Carlson, as seen in the video below on this page, went on to accuse Burr of "betraying your country in a time of crisis," which Carlson called "a moral crime." As chair of the senate intelligence committee, Burr would have received briefings about the seriousness of the coronavirus outbreak. But he made no public statements indicating that he was aware of the coming crisis, and in fact, published an op-ed article in which he reassured readers that the Trump administration and Congress were acting "swiftly and decisively" to curb the outbreak.
Burr was not the only Republican senator to face allegations of dumping stock after receiving inside information about the coronavirus outbreak. According to a report by The Daily Beast on Thursday, Georgia Sen. Kelly Loeffler also unloaded millions of dollars worth of stock starting on January 24 — the very day that she and other senators received a confidential briefing from Dr. Anthony Fauci, the top infectious disease expert at the National Institutes of Health, on the coronavirus outbreak.Even as Loeffler and her husband were selling stock throughout February in a series of 29 transactions, according to the report, the Republican senator tweeted that Trump was "doing a great job working to keep Americans healthy & safe," and saying that Democrats had "dangerously misled" the public about the crisis, as quoted by the site.
For Burr, however, Thursday was a day of difficult news reports. Earlier in the day, NPR reported that Burr on February 27 delivered a dire warning about the crisis to a private gathering of wealthy donors — while publicly maintaining silence, except for his earlier op-ed in which he struck a reassuring tone.
Burr took to his Twitter account, in a multi-tweet message compiled by Thread Reader, to slam the NPR report as "a tabloid-style hit piece," claiming that the radio network "irresponsibly misrepresented" his speech to the group.
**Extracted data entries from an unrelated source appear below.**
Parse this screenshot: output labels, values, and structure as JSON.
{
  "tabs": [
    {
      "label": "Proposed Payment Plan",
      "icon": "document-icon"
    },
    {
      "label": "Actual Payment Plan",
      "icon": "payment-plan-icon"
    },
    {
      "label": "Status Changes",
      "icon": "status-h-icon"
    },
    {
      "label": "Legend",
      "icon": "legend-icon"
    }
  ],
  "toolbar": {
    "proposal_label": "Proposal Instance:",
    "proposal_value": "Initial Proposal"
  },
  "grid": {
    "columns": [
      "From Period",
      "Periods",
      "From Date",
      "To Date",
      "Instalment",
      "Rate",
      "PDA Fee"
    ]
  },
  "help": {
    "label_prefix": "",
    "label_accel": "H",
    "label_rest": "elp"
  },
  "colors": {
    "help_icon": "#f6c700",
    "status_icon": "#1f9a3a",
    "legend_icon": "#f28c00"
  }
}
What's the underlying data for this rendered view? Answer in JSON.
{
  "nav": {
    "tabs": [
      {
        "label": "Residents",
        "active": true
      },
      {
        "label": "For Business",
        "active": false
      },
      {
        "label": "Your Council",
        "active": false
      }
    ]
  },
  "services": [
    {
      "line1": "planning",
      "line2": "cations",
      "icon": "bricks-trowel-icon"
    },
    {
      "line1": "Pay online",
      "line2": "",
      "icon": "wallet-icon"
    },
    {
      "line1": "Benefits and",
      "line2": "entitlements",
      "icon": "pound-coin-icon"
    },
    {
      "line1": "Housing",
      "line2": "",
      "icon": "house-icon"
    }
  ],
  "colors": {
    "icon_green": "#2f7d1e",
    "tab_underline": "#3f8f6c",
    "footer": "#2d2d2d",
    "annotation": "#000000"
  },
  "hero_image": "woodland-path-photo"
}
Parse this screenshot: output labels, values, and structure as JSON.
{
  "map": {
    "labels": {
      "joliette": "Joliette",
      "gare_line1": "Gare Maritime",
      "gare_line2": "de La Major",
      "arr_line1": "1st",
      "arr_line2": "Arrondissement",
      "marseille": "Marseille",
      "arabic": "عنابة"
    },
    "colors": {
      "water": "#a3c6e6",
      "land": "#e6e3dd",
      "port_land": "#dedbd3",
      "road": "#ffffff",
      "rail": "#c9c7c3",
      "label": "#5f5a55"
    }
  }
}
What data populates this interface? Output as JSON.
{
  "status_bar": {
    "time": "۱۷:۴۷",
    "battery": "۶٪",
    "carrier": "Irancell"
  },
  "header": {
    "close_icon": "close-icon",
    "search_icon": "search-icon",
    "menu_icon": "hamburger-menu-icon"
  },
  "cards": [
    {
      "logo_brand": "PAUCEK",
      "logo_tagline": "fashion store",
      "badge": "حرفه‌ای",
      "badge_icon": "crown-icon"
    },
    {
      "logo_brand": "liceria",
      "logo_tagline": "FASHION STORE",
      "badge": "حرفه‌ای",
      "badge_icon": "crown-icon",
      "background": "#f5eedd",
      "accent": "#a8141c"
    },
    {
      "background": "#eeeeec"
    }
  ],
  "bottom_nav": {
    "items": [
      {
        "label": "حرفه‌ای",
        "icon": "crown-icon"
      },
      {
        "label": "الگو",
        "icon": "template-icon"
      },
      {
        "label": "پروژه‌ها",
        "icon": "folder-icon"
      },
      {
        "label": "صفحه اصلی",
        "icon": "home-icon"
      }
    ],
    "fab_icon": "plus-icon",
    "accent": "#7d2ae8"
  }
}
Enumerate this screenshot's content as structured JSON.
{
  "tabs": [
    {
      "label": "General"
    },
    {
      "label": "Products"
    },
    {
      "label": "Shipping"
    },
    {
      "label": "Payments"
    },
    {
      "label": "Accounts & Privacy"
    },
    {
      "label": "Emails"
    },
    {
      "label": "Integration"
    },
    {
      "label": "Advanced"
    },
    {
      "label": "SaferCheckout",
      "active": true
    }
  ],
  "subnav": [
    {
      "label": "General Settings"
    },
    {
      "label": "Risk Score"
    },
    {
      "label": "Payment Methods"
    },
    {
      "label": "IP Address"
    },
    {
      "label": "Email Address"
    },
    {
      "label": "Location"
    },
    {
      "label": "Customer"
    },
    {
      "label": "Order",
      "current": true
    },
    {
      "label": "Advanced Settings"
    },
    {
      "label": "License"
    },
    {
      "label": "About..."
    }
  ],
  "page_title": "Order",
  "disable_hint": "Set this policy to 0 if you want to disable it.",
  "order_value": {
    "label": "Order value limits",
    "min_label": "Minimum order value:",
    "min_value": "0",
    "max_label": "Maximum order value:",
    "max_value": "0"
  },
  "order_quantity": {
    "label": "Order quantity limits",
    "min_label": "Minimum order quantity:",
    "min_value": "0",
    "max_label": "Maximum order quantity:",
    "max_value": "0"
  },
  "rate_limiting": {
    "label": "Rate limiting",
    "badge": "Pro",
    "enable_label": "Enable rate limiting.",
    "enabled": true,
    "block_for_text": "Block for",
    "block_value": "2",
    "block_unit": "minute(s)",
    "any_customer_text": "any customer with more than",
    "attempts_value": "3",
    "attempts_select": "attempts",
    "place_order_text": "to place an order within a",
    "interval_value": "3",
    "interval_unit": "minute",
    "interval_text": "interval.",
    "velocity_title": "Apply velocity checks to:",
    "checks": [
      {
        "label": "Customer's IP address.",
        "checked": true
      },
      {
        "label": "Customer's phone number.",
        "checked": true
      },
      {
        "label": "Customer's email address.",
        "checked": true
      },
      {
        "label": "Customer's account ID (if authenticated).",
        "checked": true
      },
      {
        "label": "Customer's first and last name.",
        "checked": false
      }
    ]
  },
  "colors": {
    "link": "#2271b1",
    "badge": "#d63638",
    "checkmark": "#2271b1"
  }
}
Burr also claimed that the speech was "publicly advertised" and was not "secretive." He went on to say that the message of his speech to the group was "the one public health officials urged all of us to heed."
The North Carolina senator, however, had not yet addressed the claims that he dumped stock just ahead of the market crash that was triggered by coronavirus fears. In his Fox News broadcast on Thursday, Carlson said that if Burr has an "honest explanation" for the transactions, he must provide it to the public "immediately."